Australian National Accounts: State Accounts

The 2024-25 issue of the Australian National Accounts: State Accounts was released on 20 November 2025. This publication provides detailed annual estimates of gross state product (GSP) for all states and territories. These are estimated using the expenditure, income and production approaches. Also published are estimates of household and agricultural incomes.

Australian System of National Accounts

The 2024-25 issue of the Australian System of National Accounts was released on 24 October 2025. This publication provides detailed, annual estimates of Australia's national accounts. These include expenditure, income and production estimates of gross domestic product (GDP), productivity estimates, sectoral accounts (for households, financial and non-financial corporations, general government and the rest of the world), and additional aggregates dissected by industry. 

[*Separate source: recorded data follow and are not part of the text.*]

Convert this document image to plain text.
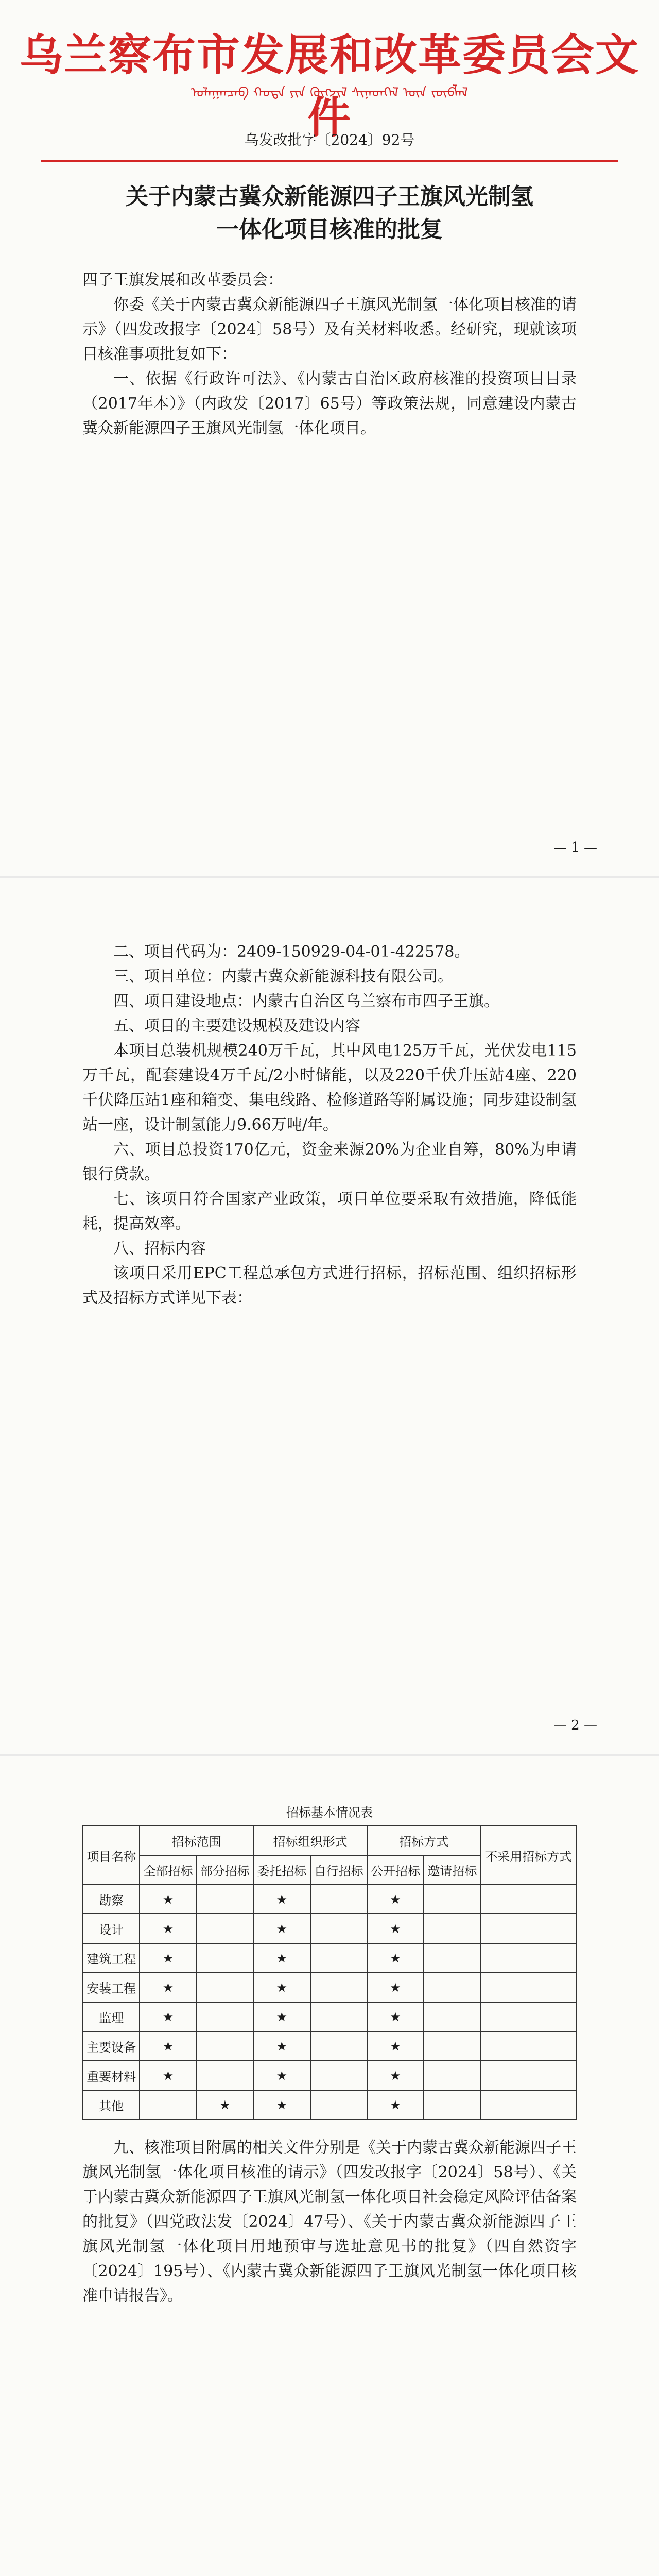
乌兰察布市发展和改革委员会文件
ᠤᠯᠠᠭᠠᠨᠴᠠᠪ ᠬᠣᠲᠠ ᠶᠢᠨ ᠬᠥᠭᠵᠢᠯ ᠰᠢᠨᠡᠳᠬᠡᠯ ᠦᠨ ᠵᠥᠪᠯᠡᠯ
乌发改批字〔2024〕92号
关于内蒙古冀众新能源四子王旗风光制氢
一体化项目核准的批复

四子王旗发展和改革委员会：

你委《关于内蒙古冀众新能源四子王旗风光制氢一体化项目核准的请示》（四发改报字〔2024〕58号）及有关材料收悉。经研究，现就该项目核准事项批复如下：

一、依据《行政许可法》、《内蒙古自治区政府核准的投资项目目录（2017年本）》（内政发〔2017〕65号）等政策法规，同意建设内蒙古冀众新能源四子王旗风光制氢一体化项目。

— 1 —

二、项目代码为：2409-150929-04-01-422578。

三、项目单位：内蒙古冀众新能源科技有限公司。

四、项目建设地点：内蒙古自治区乌兰察布市四子王旗。

五、项目的主要建设规模及建设内容

本项目总装机规模240万千瓦，其中风电125万千瓦，光伏发电115万千瓦，配套建设4万千瓦/2小时储能，以及220千伏升压站4座、220千伏降压站1座和箱变、集电线路、检修道路等附属设施；同步建设制氢站一座，设计制氢能力9.66万吨/年。

六、项目总投资170亿元，资金来源20%为企业自筹，80%为申请银行贷款。

七、该项目符合国家产业政策，项目单位要采取有效措施，降低能耗，提高效率。

八、招标内容

该项目采用EPC工程总承包方式进行招标，招标范围、组织招标形式及招标方式详见下表：

— 2 —
招标基本情况表
项目名称	招标范围		招标组织形式		招标方式		不采用招标方式
	全部招标	部分招标	委托招标	自行招标	公开招标	邀请招标	
勘察	★		★		★		
设计	★		★		★		
建筑工程	★		★		★		
安装工程	★		★		★		
监理	★		★		★		
主要设备	★		★		★		
重要材料	★		★		★		
其他		★	★		★		

九、核准项目附属的相关文件分别是《关于内蒙古冀众新能源四子王旗风光制氢一体化项目核准的请示》（四发改报字〔2024〕58号）、《关于内蒙古冀众新能源四子王旗风光制氢一体化项目社会稳定风险评估备案的批复》（四党政法发〔2024〕47号）、《关于内蒙古冀众新能源四子王旗风光制氢一体化项目用地预审与选址意见书的批复》（四自然资字〔2024〕195号）、《内蒙古冀众新能源四子王旗风光制氢一体化项目核准申请报告》。
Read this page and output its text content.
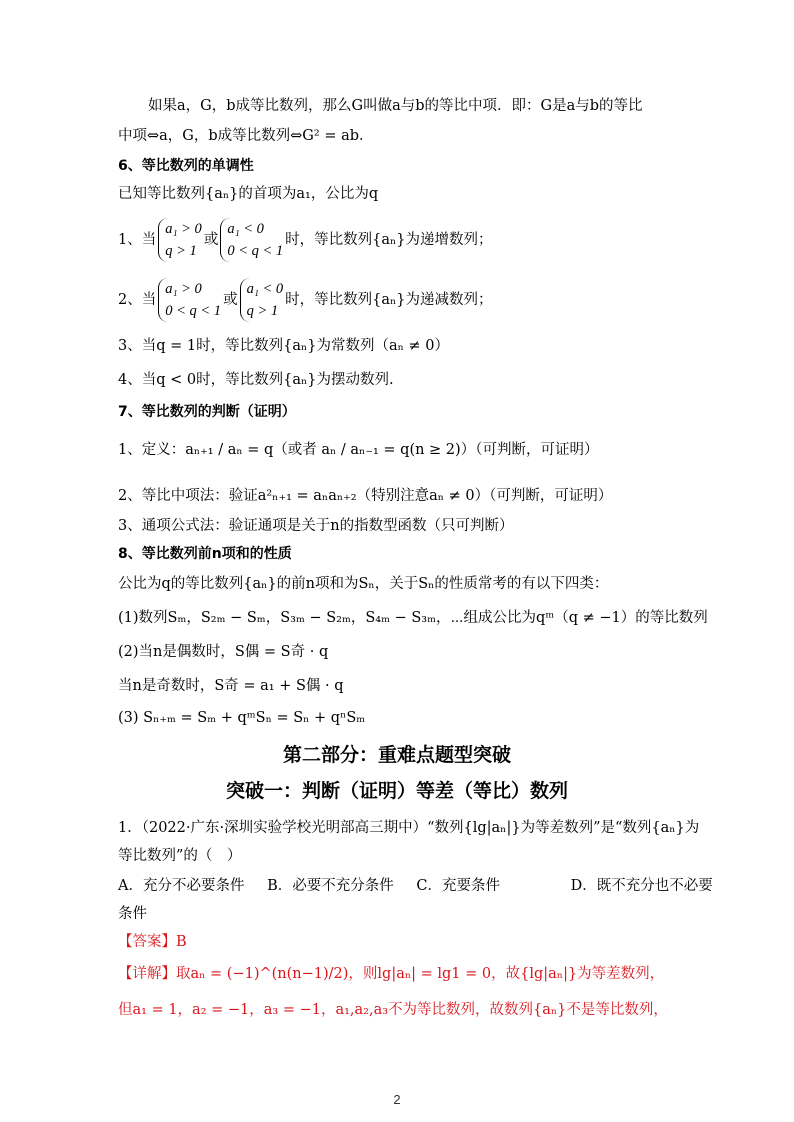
如果a，G，b成等比数列，那么G叫做a与b的等比中项．即：G是a与b的等比
中项⇔a，G，b成等比数列⇔G² = ab．
6、等比数列的单调性
已知等比数列{aₙ}的首项为a₁，公比为q
1、当a₁ > 0
q > 1或a₁ < 0
0 < q < 1时，等比数列{aₙ}为递增数列；
2、当a₁ > 0
0 < q < 1或a₁ < 0
q > 1时，等比数列{aₙ}为递减数列；
3、当q = 1时，等比数列{aₙ}为常数列（aₙ ≠ 0）
4、当q < 0时，等比数列{aₙ}为摆动数列.
7、等比数列的判断（证明）
1、定义：aₙ₊₁ / aₙ = q（或者 aₙ / aₙ₋₁ = q(n ≥ 2)）（可判断，可证明）
2、等比中项法：验证a²ₙ₊₁ = aₙaₙ₊₂（特别注意aₙ ≠ 0）（可判断，可证明）
3、通项公式法：验证通项是关于n的指数型函数（只可判断）
8、等比数列前n项和的性质
公比为q的等比数列{aₙ}的前n项和为Sₙ，关于Sₙ的性质常考的有以下四类：
(1)数列Sₘ，S₂ₘ − Sₘ，S₃ₘ − S₂ₘ，S₄ₘ − S₃ₘ，⋯组成公比为qᵐ（q ≠ −1）的等比数列
(2)当n是偶数时，S偶 = S奇 · q
当n是奇数时，S奇 = a₁ + S偶 · q
(3) Sₙ₊ₘ = Sₘ + qᵐSₙ = Sₙ + qⁿSₘ
第二部分：重难点题型突破
突破一：判断（证明）等差（等比）数列
1．（2022·广东·深圳实验学校光明部高三期中）“数列{lg|aₙ|}为等差数列”是“数列{aₙ}为
等比数列”的（　）
A．充分不必要条件 B．必要不充分条件 C．充要条件	D．既不充分也不必要
条件
【答案】B
【详解】取aₙ = (−1)^(n(n−1)/2)，则lg|aₙ| = lg1 = 0，故{lg|aₙ|}为等差数列，
但a₁ = 1，a₂ = −1，a₃ = −1，a₁,a₂,a₃不为等比数列，故数列{aₙ}不是等比数列，
2
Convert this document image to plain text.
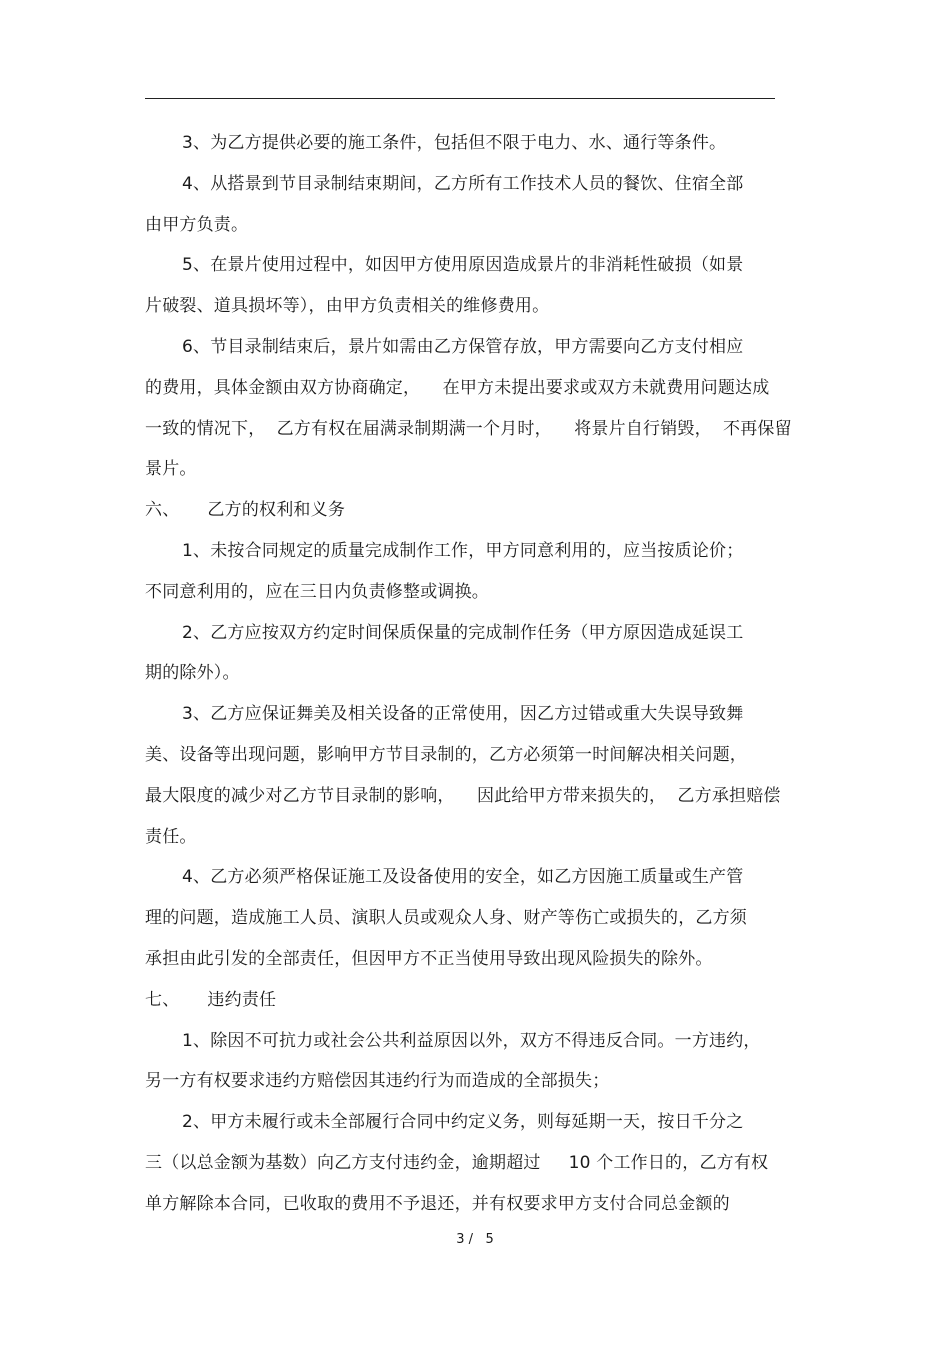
3、为乙方提供必要的施工条件，包括但不限于电力、水、通行等条件。
4、从搭景到节目录制结束期间，乙方所有工作技术人员的餐饮、住宿全部
由甲方负责。
5、在景片使用过程中，如因甲方使用原因造成景片的非消耗性破损（如景
片破裂、道具损坏等），由甲方负责相关的维修费用。
6、节目录制结束后，景片如需由乙方保管存放，甲方需要向乙方支付相应
的费用，具体金额由双方协商确定，    在甲方未提出要求或双方未就费用问题达成
一致的情况下，  乙方有权在届满录制期满一个月时，    将景片自行销毁，  不再保留
景片。
六、     乙方的权利和义务
1、未按合同规定的质量完成制作工作，甲方同意利用的，应当按质论价；
不同意利用的，应在三日内负责修整或调换。
2、乙方应按双方约定时间保质保量的完成制作任务（甲方原因造成延误工
期的除外）。
3、乙方应保证舞美及相关设备的正常使用，因乙方过错或重大失误导致舞
美、设备等出现问题，影响甲方节目录制的，乙方必须第一时间解决相关问题，
最大限度的减少对乙方节目录制的影响，    因此给甲方带来损失的，  乙方承担赔偿
责任。
4、乙方必须严格保证施工及设备使用的安全，如乙方因施工质量或生产管
理的问题，造成施工人员、演职人员或观众人身、财产等伤亡或损失的，乙方须
承担由此引发的全部责任，但因甲方不正当使用导致出现风险损失的除外。
七、     违约责任
1、除因不可抗力或社会公共利益原因以外，双方不得违反合同。一方违约，
另一方有权要求违约方赔偿因其违约行为而造成的全部损失；
2、甲方未履行或未全部履行合同中约定义务，则每延期一天，按日千分之
三（以总金额为基数）向乙方支付违约金，逾期超过     10 个工作日的，乙方有权
单方解除本合同，已收取的费用不予退还，并有权要求甲方支付合同总金额的
3 /   5
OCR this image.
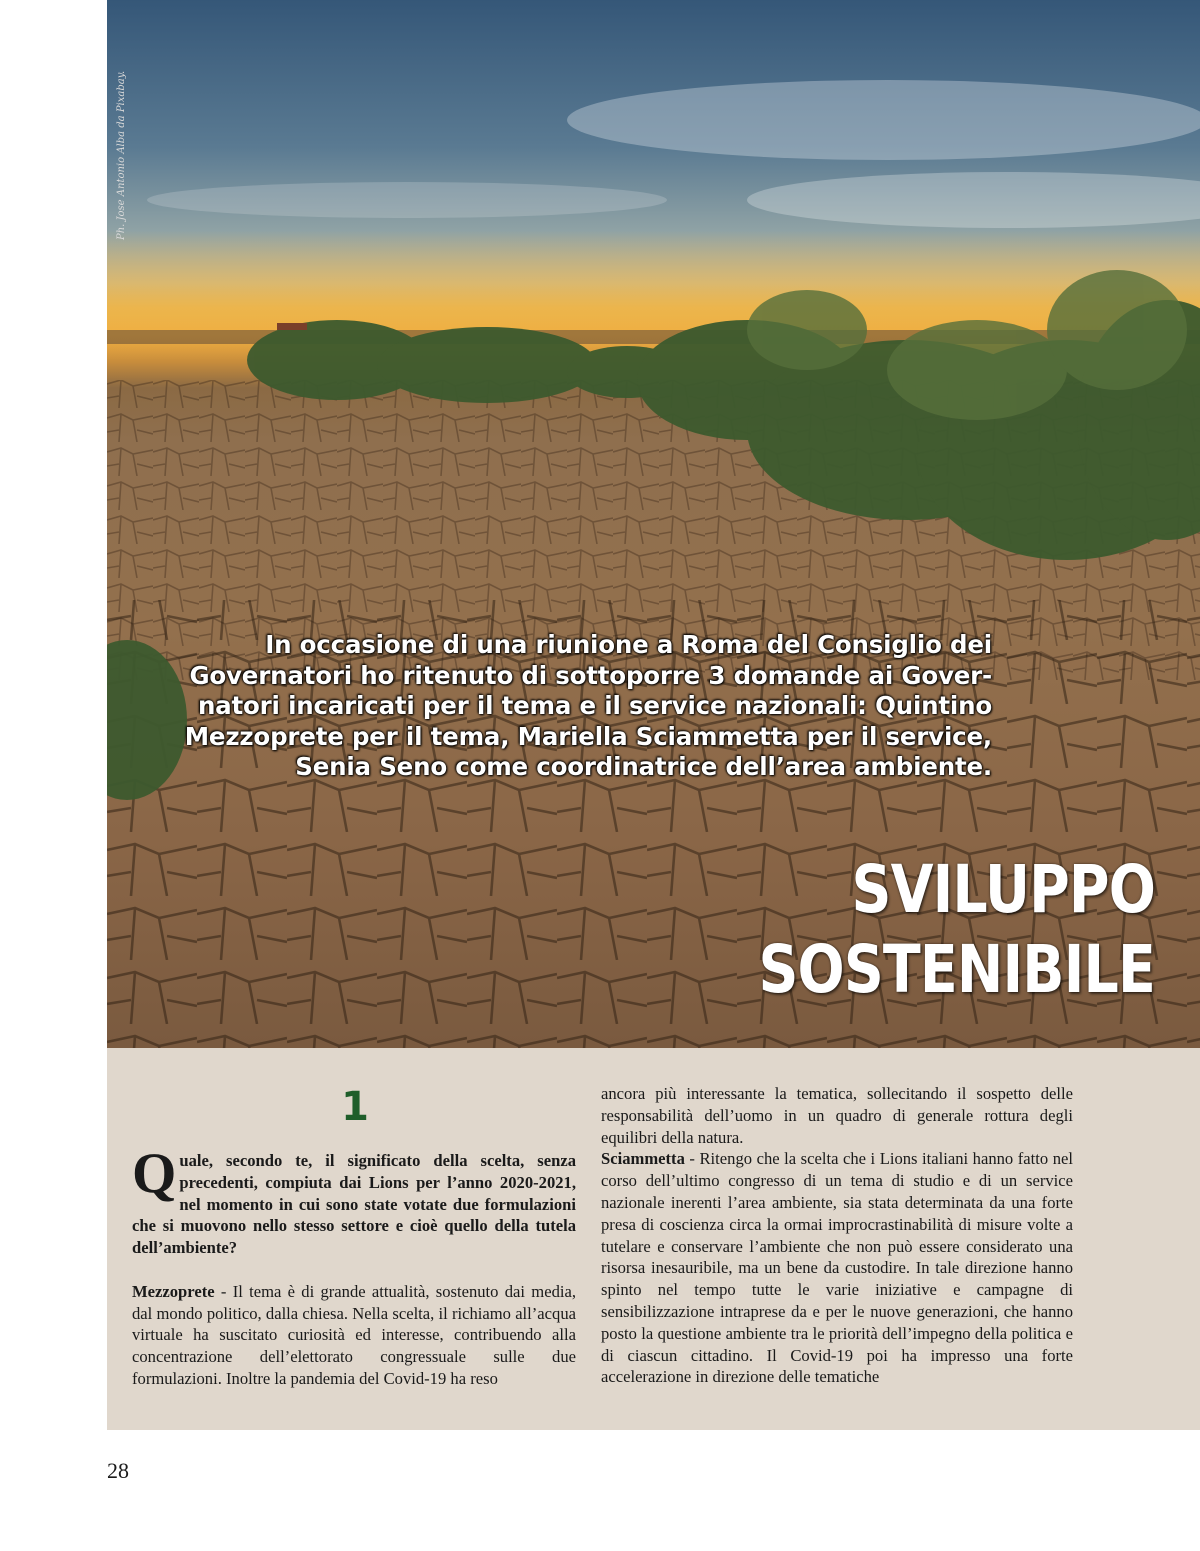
Ph. Jose Antonio Alba da Pixabay.
In occasione di una riunione a Roma del Consiglio dei
Governatori ho ritenuto di sottoporre 3 domande ai Gover-
natori incaricati per il tema e il service nazionali: Quintino
Mezzoprete per il tema, Mariella Sciammetta per il service,
Senia Seno come coordinatrice dell’area ambiente.
SVILUPPO SOSTENIBILE
1

Quale, secondo te, il significato della scelta, senza precedenti, compiuta dai Lions per l’anno 2020-2021, nel momento in cui sono state votate due formulazioni che si muovono nello stesso settore e cioè quello della tutela dell’ambiente?

Mezzoprete - Il tema è di grande attualità, sostenuto dai media, dal mondo politico, dalla chiesa. Nella scelta, il richiamo all’acqua virtuale ha suscitato curiosità ed interesse, contribuendo alla concentrazione dell’elettorato congressuale sulle due formulazioni. Inoltre la pandemia del Covid-19 ha reso

ancora più interessante la tematica, sollecitando il sospetto delle responsabilità dell’uomo in un quadro di generale rottura degli equilibri della natura.

Sciammetta - Ritengo che la scelta che i Lions italiani hanno fatto nel corso dell’ultimo congresso di un tema di studio e di un service nazionale inerenti l’area ambiente, sia stata determinata da una forte presa di coscienza circa la ormai improcrastinabilità di misure volte a tutelare e conservare l’ambiente che non può essere considerato una risorsa inesauribile, ma un bene da custodire. In tale direzione hanno spinto nel tempo tutte le varie iniziative e campagne di sensibilizzazione intraprese da e per le nuove generazioni, che hanno posto la questione ambiente tra le priorità dell’impegno della politica e di ciascun cittadino. Il Covid-19 poi ha impresso una forte accelerazione in direzione delle tematiche

28
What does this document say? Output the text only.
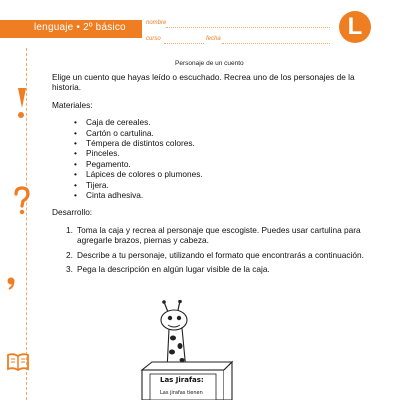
lenguaje • 2º básico	nombre
curso	fecha	L
Personaje de un cuento

Elige un cuento que hayas leído o escuchado. Recrea uno de los personajes de la historia.

Materiales:

• Caja de cereales.
• Cartón o cartulina.
• Témpera de distintos colores.
• Pinceles.
• Pegamento.
• Lápices de colores o plumones.
• Tijera.
• Cinta adhesiva.

Desarrollo:

1. Toma la caja y recrea al personaje que escogiste. Puedes usar cartulina para agregarle brazos, piernas y cabeza.
2. Describe a tu personaje, utilizando el formato que encontrarás a continuación.
3. Pega la descripción en algún lugar visible de la caja.
Las Jirafas:
Las jirafas tienen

Australian National Accounts: Supply Use Tables

The 2023-24 issue of the Australian National Accounts: Supply Use Tables was released on 24 October 2025. The Supply Use tables were introduced in the annual National Accounts in 1998 as an integral part of the annual compilation of the Australian System of National Accounts. They are used to ensure Gross Domestic Product is balanced for all three approaches (production, expenditure and income) and provide the annual benchmarks from which the quarterly estimates are compiled.

Previous catalogue number

This release previously used catalogue number 5206.0.